Words by Miriam Kelly - John Fries 2019 Curator
Jenna LEE
Larrakia, Karajarri and Wardaman people
born 1992, Canberra
lives and works between Brisbane and London

Their words 2019
pulped copies of a second hand children’s book (c.1955); linen thread
dimensions variable

Jenna Lee is identifies as “a Queer, Mixed-Race, Asian, Aboriginal Woman” whose practice explores the very acts of “identity/identification, label/labelling and the relationships formed between language, label and object.” Lee draws on childhood memory and maternal teachings of subject and process, along with her formal education in the visual arts, graphic design and museum studies, to inform her approaches to making work across the mediums of painting, print and sculpture.

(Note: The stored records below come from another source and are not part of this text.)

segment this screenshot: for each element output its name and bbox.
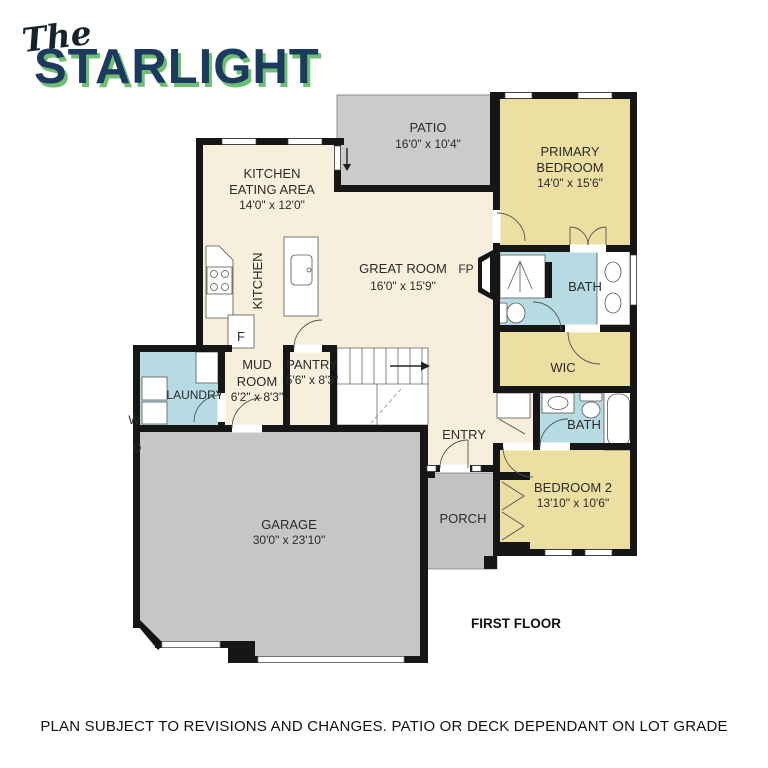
- fireplace-opening: [482, 257, 490, 293]
- shower: [500, 255, 545, 298]
- staircase: [337, 348, 428, 425]
- porch-label: PORCH: [440, 511, 487, 526]
- great-room-dims: 16'0" x 15'9": [370, 279, 436, 293]
- bedroom2-dims: 13'10" x 10'6": [537, 496, 610, 510]
- window: [545, 550, 572, 556]
- mud-room-dims: 6'2" x 8'3": [231, 390, 283, 404]
- patio-dims: 16'0" x 10'4": [395, 137, 461, 151]
- window: [578, 93, 612, 99]
- front-door-opening: [440, 465, 470, 473]
- garage-label: GARAGE: [261, 517, 317, 532]
- dryer-icon: [142, 402, 167, 424]
- wic-label: WIC: [550, 360, 575, 375]
- floor-label: FIRST FLOOR: [471, 616, 561, 631]
- patio-label: PATIO: [409, 120, 446, 135]
- wic-door-opening: [565, 325, 600, 333]
- great-room-label: GREAT ROOM: [359, 261, 447, 276]
- kitchen-label: KITCHEN: [250, 252, 265, 309]
- wall-bath-stub: [545, 262, 552, 298]
- garage-dims: 30'0" x 23'10": [253, 533, 326, 547]
- wall-left: [133, 345, 140, 628]
- window: [631, 255, 637, 305]
- primary-door-opening: [493, 210, 501, 243]
- floor-plan-drawing: PATIO 16'0" x 10'4" PRIMARY BEDROOM 14'0…: [0, 0, 768, 768]
- window: [288, 139, 322, 145]
- laundry-label: LAUNDRY: [166, 388, 223, 402]
- washer-label: W: [128, 413, 140, 427]
- pantry-label: PANTRY: [286, 357, 338, 372]
- disclaimer-text: PLAN SUBJECT TO REVISIONS AND CHANGES. P…: [0, 718, 768, 735]
- pantry-door-opening: [294, 345, 322, 353]
- toilet-icon: [507, 303, 525, 323]
- window: [585, 550, 612, 556]
- primary-bath-label: BATH: [568, 279, 602, 294]
- kitchen-eating-label-2: EATING AREA: [229, 182, 315, 197]
- room-wic: [497, 332, 630, 386]
- primary-vanity: [597, 250, 630, 325]
- hall-closet: [497, 393, 530, 418]
- kitchen-island: [284, 237, 318, 316]
- toilet-tank: [580, 393, 602, 401]
- primary-bedroom-label-2: BEDROOM: [536, 160, 603, 175]
- patio-door-opening: [335, 146, 341, 170]
- mud-room-label-2: ROOM: [237, 374, 277, 389]
- pantry-dims: 5'6" x 8'3": [286, 373, 338, 387]
- garage-door-opening: [258, 657, 404, 663]
- double-door-opening: [570, 245, 606, 253]
- wall-wic-bottom: [493, 386, 637, 393]
- window: [222, 139, 256, 145]
- entry-label: ENTRY: [442, 427, 486, 442]
- bedroom2-label: BEDROOM 2: [534, 480, 612, 495]
- wall-garage-right: [420, 425, 428, 663]
- window: [505, 93, 532, 99]
- kitchen-eating-label-1: KITCHEN: [243, 166, 300, 181]
- floor-plan-page: The STARLIGHT: [0, 0, 768, 768]
- plan-title: The STARLIGHT: [20, 20, 320, 92]
- toilet-icon: [582, 402, 600, 418]
- primary-bedroom-label-1: PRIMARY: [541, 144, 600, 159]
- bath2-label: BATH: [567, 417, 601, 432]
- plan-title-script: The: [20, 16, 93, 57]
- mud-door-opening: [232, 425, 262, 433]
- wall-suite-west: [493, 95, 500, 393]
- wall-primary-bedroom-bottom: [493, 245, 637, 252]
- bedroom2-door-opening: [503, 443, 533, 451]
- stove-icon: [207, 267, 232, 294]
- toilet-tank: [499, 303, 507, 323]
- bath2-vanity: [542, 393, 574, 413]
- porch-post: [484, 556, 497, 569]
- fridge-label: F: [237, 329, 245, 344]
- washer-icon: [142, 377, 167, 400]
- wall-garage-top: [133, 425, 428, 432]
- mud-room-label-1: MUD: [242, 357, 272, 372]
- bath2-door-opening: [540, 443, 570, 451]
- primary-bedroom-dims: 14'0" x 15'6": [537, 176, 603, 190]
- wall-right: [630, 92, 637, 556]
- fireplace-label: FP: [458, 262, 473, 276]
- garage-door-opening: [162, 642, 220, 648]
- kitchen-eating-dims: 14'0" x 12'0": [239, 198, 305, 212]
- wall-kitchen-left: [196, 138, 203, 352]
- laundry-counter: [196, 352, 218, 383]
- dryer-label: D: [133, 441, 142, 455]
- wall-patio-bottom: [337, 185, 497, 192]
- window: [427, 466, 436, 472]
- window: [472, 466, 481, 472]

Their words sees Lee engage with ideas of self-determination and translation to address, and diffuse, the capacity for the printed word to perpetuate harmful narratives. The basis of the work is the collection, and removal from circulation, of as many copies as she could find in second hand stores across London of a particularly problematic publication. “The name of the book will not be included in the final work as an act of personal dominance over the original text, “ Lee explains, “naming the book would continue to give it power.”
"During the process of reading this book (and others written at this time), I was angry and disgusted by the casual use of completely racist/outdated words, the condescending tone, the presentation of our people as the violent other, the villain – ultimately the writing about us, without us. 
I soon realised that anger was only extending the trauma that these words have brought. By repeating them I would be perpetuating them if I used them in their current form... Instead, I read them, learnt them, forgave them. Then I ripped them, calmly and purposefully, I chose to use these words as a base for something new, something proud and beautiful.
Through the act of destruction and reconstruction, [I am] seeking to translate these words into a new tangible language. The forms share a ‘visual base’ creating a visually coherent ‘statement’ or ‘sentence’, in the same way that letterforms share base shapes within a font… The single coil of paper string at the end translates as a full stop."